Connected Components


I have a set of data that has been created by matching together similar sub-items, and then GROUPing these similar items by "category".

Now, the resultant categories must be matched in such a way that groups related categories together within each "group_id". In the example below, one match is A->B->C->D->E->F->G, which is obtained by recursing through rows.

I've posted my current answer, which works on this simple data set, but because the actual data set contains up to 1M rows, and there may be up to 60 categories per "group_id," this query causes an "out of spool space" error on real data.

Please note:

  • Due to company restrictions, I cannot use stored procedures.
  • I can't use user defined functions (UDFs)
  • I can't use user defined types (UDTs)

A correct answer will

  • Be written for Teradata or compatible
  • Be more efficient than my answer
  • Respect the restrictions I mention above

Sample Input:

Sample Input

Desired Output:

Desired Output


Solution

  • You need a recursive apporach, but your WITH RECURSIVE creates a humongous intermediate result, which leads to no more spool.

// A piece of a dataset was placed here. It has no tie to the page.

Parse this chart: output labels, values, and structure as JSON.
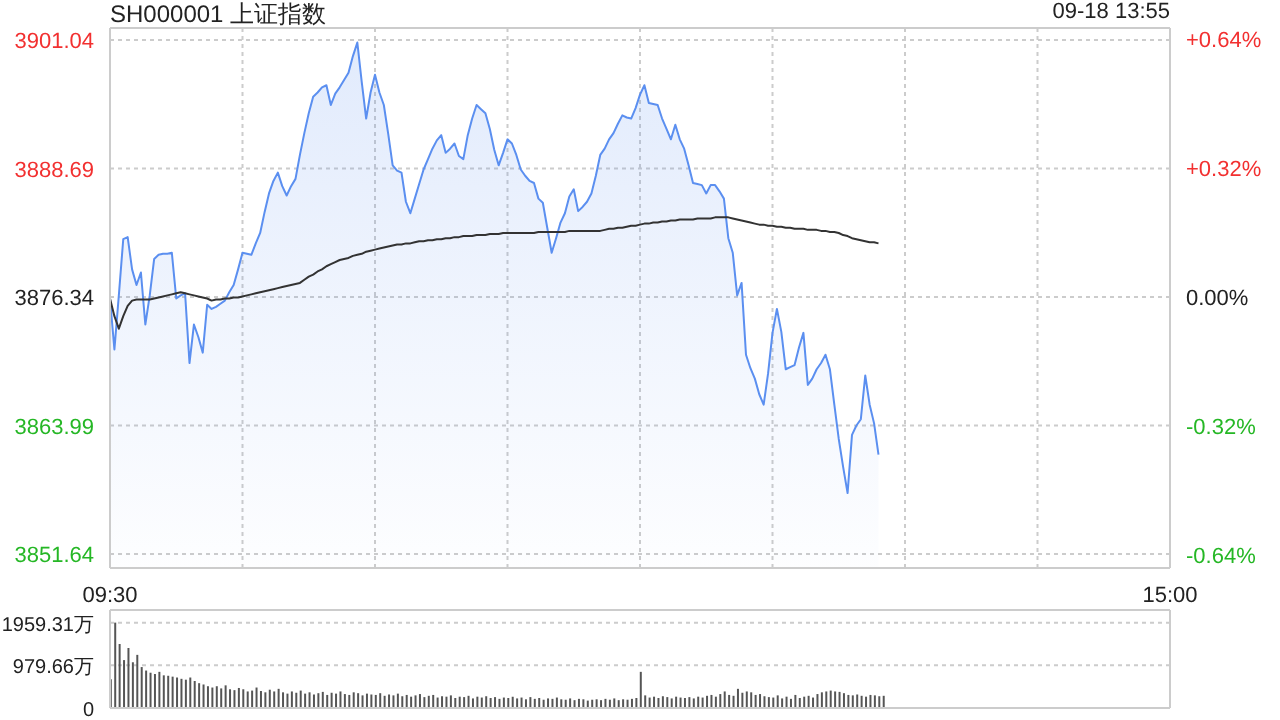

    For a similar process I used following approach (originally USING A WHILE-loop in a Stored Procedure):

    CREATE MULTISET VOLATILE TABLE vt_tmp, NO Log  AS
     (
      SELECT group_id, category_1, category_2, 
         -- assign a unique number to 
         Dense_Rank() Over (ORDER BY group_id, category_1) AS rnk
    
      -- remove when you source data is unique
      GROUP BY 1,2,3 -- same result as a DISTINCT, but processed before DENSE_RANK
      FROM match_detail 
     )
    WITH DATA
    PRIMARY INDEX (category_2)
    ON COMMIT PRESERVE ROWS;
    

    Now repeat the following update until 0 rows processed:

    -- find matching categories and assign them a common number    
    UPDATE vt_tmp FROM
     ( SELECT e2.group_id, e2.category_1, Min(e1.rnk) AS minrnk
       FROM vt_tmp e1 JOIN vt_tmp e2
       ON e1.category_2 = e2.category_2
       AND e1.rnk < e2.rnk
       GROUP BY e2.group_id, e2.category_1
     ) x
    SET rnk = minrnk
    WHERE 
      vt_tmp.group_id = x.group_id
    AND vt_tmp.category_1 = x.category_1
    ;
    

    To get the related categories you finally need:

    SELECT group_id, category_1 AS category, rnk AS related_categories
    FROM vt_tmp
    UNION
    SELECT group_id, category_2, rnk 
    FROM vt_tmp
    

    For an exact match of your expected result you need to add a DENSE_RANK:

    SELECT group_id, category, Dense_Rank() Over (PARTITION BY group_id ORDER BY related_categories)
    FROM
     (
       SELECT group_id, category_1 AS category, rnk AS related_categories
       FROM vt_tmp
       UNION
       SELECT group_id, category_2, rnk 
       FROM vt_tmp
     ) AS dt